I’ve been testing the community versions of MLC and llama.cpp on Jetson Thor, and noticed a significant performance gap during prefill. I’d like to check if this is expected behavior or if there are optimization options I might have missed.
Model setup: Qwen3-30B-A3B (tested with Q4_K_M and q4bf16_1/q4f16_1 quantized variants)
Hardware: Jetson Thor
Performance comparison:
llama.cpp: Prefill for ~10k tokens takes about 30–40 seconds
MLC: Same setup requires 1.5× longer for prefill
On the other hand, MLC seems much faster during decode (roughly 3× faster than llama.cpp)
Stability:
llama.cpp server sometimes reports illegal memory access errors
MLC is more stable, but the prefill speed gap is quite large
Additional note: As far as I can tell, MLC currently does not support FP8 activation yet.
My questions are:
Is this prefill slowdown mainly due to MLC’s framework design, or lack of optimization/adaptation for Jetson Thor?

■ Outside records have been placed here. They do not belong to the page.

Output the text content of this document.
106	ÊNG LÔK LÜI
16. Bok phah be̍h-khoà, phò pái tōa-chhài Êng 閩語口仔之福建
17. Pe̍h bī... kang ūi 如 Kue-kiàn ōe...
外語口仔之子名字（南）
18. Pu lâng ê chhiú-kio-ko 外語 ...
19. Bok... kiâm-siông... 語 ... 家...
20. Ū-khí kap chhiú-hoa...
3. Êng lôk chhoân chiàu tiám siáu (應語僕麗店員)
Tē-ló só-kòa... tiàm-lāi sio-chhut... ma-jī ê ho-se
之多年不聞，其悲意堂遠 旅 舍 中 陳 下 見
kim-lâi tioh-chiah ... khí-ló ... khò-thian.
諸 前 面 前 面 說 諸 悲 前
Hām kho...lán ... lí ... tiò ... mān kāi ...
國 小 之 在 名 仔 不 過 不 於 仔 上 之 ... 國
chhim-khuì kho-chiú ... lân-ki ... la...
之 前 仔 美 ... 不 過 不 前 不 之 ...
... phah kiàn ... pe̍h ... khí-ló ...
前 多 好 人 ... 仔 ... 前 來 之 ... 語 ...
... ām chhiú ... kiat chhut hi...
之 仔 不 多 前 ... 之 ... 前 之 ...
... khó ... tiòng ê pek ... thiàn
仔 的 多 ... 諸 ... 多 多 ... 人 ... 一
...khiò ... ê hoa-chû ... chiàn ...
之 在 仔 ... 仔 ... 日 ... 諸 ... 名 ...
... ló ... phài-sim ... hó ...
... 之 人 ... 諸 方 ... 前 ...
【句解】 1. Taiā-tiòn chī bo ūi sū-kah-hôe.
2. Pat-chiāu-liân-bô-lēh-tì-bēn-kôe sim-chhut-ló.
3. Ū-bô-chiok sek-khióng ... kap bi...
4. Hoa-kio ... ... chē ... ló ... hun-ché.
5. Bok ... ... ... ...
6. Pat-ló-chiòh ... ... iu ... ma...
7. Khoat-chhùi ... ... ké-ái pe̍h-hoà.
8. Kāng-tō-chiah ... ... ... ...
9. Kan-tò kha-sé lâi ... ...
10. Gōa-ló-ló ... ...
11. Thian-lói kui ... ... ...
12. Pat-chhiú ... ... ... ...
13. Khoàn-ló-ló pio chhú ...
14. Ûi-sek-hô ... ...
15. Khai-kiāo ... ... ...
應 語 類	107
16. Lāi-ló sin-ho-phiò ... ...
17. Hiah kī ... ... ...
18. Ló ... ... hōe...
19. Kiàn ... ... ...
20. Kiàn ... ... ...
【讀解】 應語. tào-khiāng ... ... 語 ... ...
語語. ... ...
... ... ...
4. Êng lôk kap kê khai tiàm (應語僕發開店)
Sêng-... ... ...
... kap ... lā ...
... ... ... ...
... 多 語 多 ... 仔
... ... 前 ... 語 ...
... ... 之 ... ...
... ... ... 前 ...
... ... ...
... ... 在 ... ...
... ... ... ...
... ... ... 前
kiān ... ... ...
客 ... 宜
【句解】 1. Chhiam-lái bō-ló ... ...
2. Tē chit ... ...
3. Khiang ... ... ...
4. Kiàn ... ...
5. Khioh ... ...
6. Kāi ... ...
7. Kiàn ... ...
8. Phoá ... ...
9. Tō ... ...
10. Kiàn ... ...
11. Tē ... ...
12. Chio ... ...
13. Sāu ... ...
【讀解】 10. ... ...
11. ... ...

Are there recommended build flags, runtime parameters, or configuration tweaks to improve prefill performance?
If there are known issues or a roadmap for improvements, I’d really appreciate any pointers.
Yes—those numbers line up with what we see. With Qwen3-30B + q4bf16 on the simple sample, MLC’s short-completion decode throughput (~72 tok/s for 500 tokens in ~6.9 s) is roughly 3× our llama.cpp baseline on the same setup.
However, for long-context, prefill-dominated workloads (e.g., summarizing ~10k-token inputs), MLC is noticeably slower end-to-end on our side: ~2+ minutes for the job, whereas llama.cpp finishes in ~40 seconds under the same settings.
Thanks for checking. Yes—we’ve tried Qwen Coder 30B on a Jetson Orin 64GB side-by-side with MLC and llama.cpp, and our results match the report you referenced.
Our replication (single request, ~7,000-token input; short completion):
llama.cpp (q4_k_m):23–26 s first token **
MLC-LLM (q4f16_1):45–52 s first token **
That’s roughly a 2× slower prefill runtime for MLC on this workload.
Per the GitHub issue, we also tried prefill_chunk_size=4096 (vs. 2048 default). The improvement was marginal on our Orin setup.
Does the vLLM work for you? It seems that vLLM also supports FP8 activation.
We have an official vLLM container (from NGC) and can reach 226.42 tokens/sec. (But we don’t have the prefill time data)
Thanks a lot! I haven’t tried vLLM on Thor yet—previously I didn’t see an official image. In the link you shared, the NVIDIA Google Drive says I need permission. Could you please approve access?
If vLLM on Thor can reach ~226.42 tok/s decode and a reasonable prefill speed, that’s perfectly acceptable for our current needs. We only have one Thor device on hand (more are on the way). Once I get the additional machines —I’ll run tests, perform a detailed system analysis, and share the findings and improvement strategies here.